Lomé, Togo — The third edition of the Biashara Afrika panafrican forum opened this Monday with an unforgettable lesson in continental diplomacy gone awry.
The grand stage for celebrating the African Continental Free Trade Area (AfCFTA) and its promise of a unified market of 1.4 billion consumers turned into an unintended spectacle when two investors, one from Nigeria and another from Ghana, were denied entry despite holding valid West African passports.
Under the watchful eyes of global investors and heads of state, their crime? Simply presenting their Ghanaian and Nigerian passports at Lomé’s Gnassingbé Eyadéma International Airport. The irony deepened when border officials demanded European passports or 24-hour visas as alternatives.
Dr. Jumoke Oduwole, Nigeria’s Minister of Industry, Trade and Investment, didn’t mince words. Speaking before a room of African leaders and financial titans, she recounted the bizarre episode involving high-profile investors who had just arrived from Europe the night before. One, a financial services investor, reportedly declared on the spot that he would reconsider any plans to invest in Togo.
“If a European investor faced such a situation within the EU, it would never happen. Yet here we are, at an African forum, watching our own integration ideals collapse at the first checkpoint.”
When bureaucracy undermines continental ambition
The incident exposed a harsh truth: despite decades of CEDEAO’s supposed free movement protocols, African investors face more hurdles than their European counterparts. The message is clear — in West Africa’s supposed logistics and finance hub, a European passport greases the wheels far better than a regional one.
Economists and business leaders at the forum were quick to condemn the contradiction. An Ivorian economist warned, “Without free movement of people, the AfCFTA is just empty rhetoric.” A Ghanaian entrepreneur added, “If we must carry European passports to do business in Africa, then integration is nothing but a slogan.”
Faure Gnassingbé’s 48-hour ultimatum
The spectacle was too glaring to ignore. Within hours, Togo’s President Faure Gnassingbé took direct action. Rejecting the usual slow-moving bureaucratic responses, he issued a public ultimatum to his Minister of Security:
“Resolve this anomaly within 48 hours.”
The deadline lands just before the forum’s close, putting immigration authorities on notice.
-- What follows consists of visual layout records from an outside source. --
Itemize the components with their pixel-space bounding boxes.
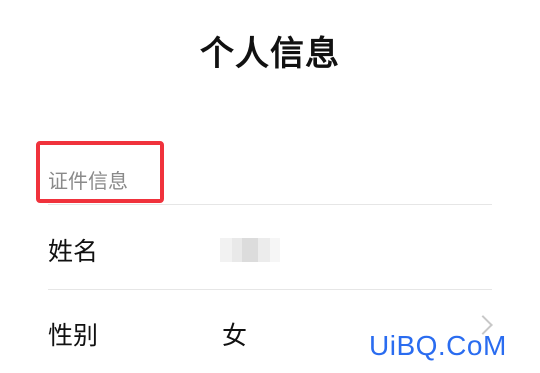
watermark: UiBQ.CoM xyxy=(369,330,507,361)
row-label-name: 姓名 xyxy=(48,237,99,266)
divider xyxy=(48,289,492,290)
row-label-gender: 性别 xyxy=(48,321,99,350)
page-title: 个人信息 xyxy=(200,34,340,74)
divider xyxy=(48,204,492,205)
highlight-annotation-box xyxy=(36,141,164,203)
row-value-gender: 女 xyxy=(222,321,248,350)
blurred-name-value xyxy=(220,238,280,262)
The message: the airport’s border control must align with AfCFTA’s free movement principles — or face scrutiny from the continent’s top investors.
Can Lomé’s airport become a symbol of change?
Biashara Afrika 2026 had set out to dismantle non-tariff trade barriers across Africa. Ironically, the forum’s opening incident highlighted how deeply rooted bureaucratic obstacles remain. A single misplaced stamp at an airport tarmac now risks undermining billions in projected investments.
The next steps are critical: harmonizing visa policies, digitizing border procedures, and ensuring political will translates into action. As one delegate put it, “A continent that cannot let its own people in smoothly will struggle to attract outsiders.”
For now, all eyes are on Lomé — and whether the airport’s quick fix can signal a broader shift toward genuine integration.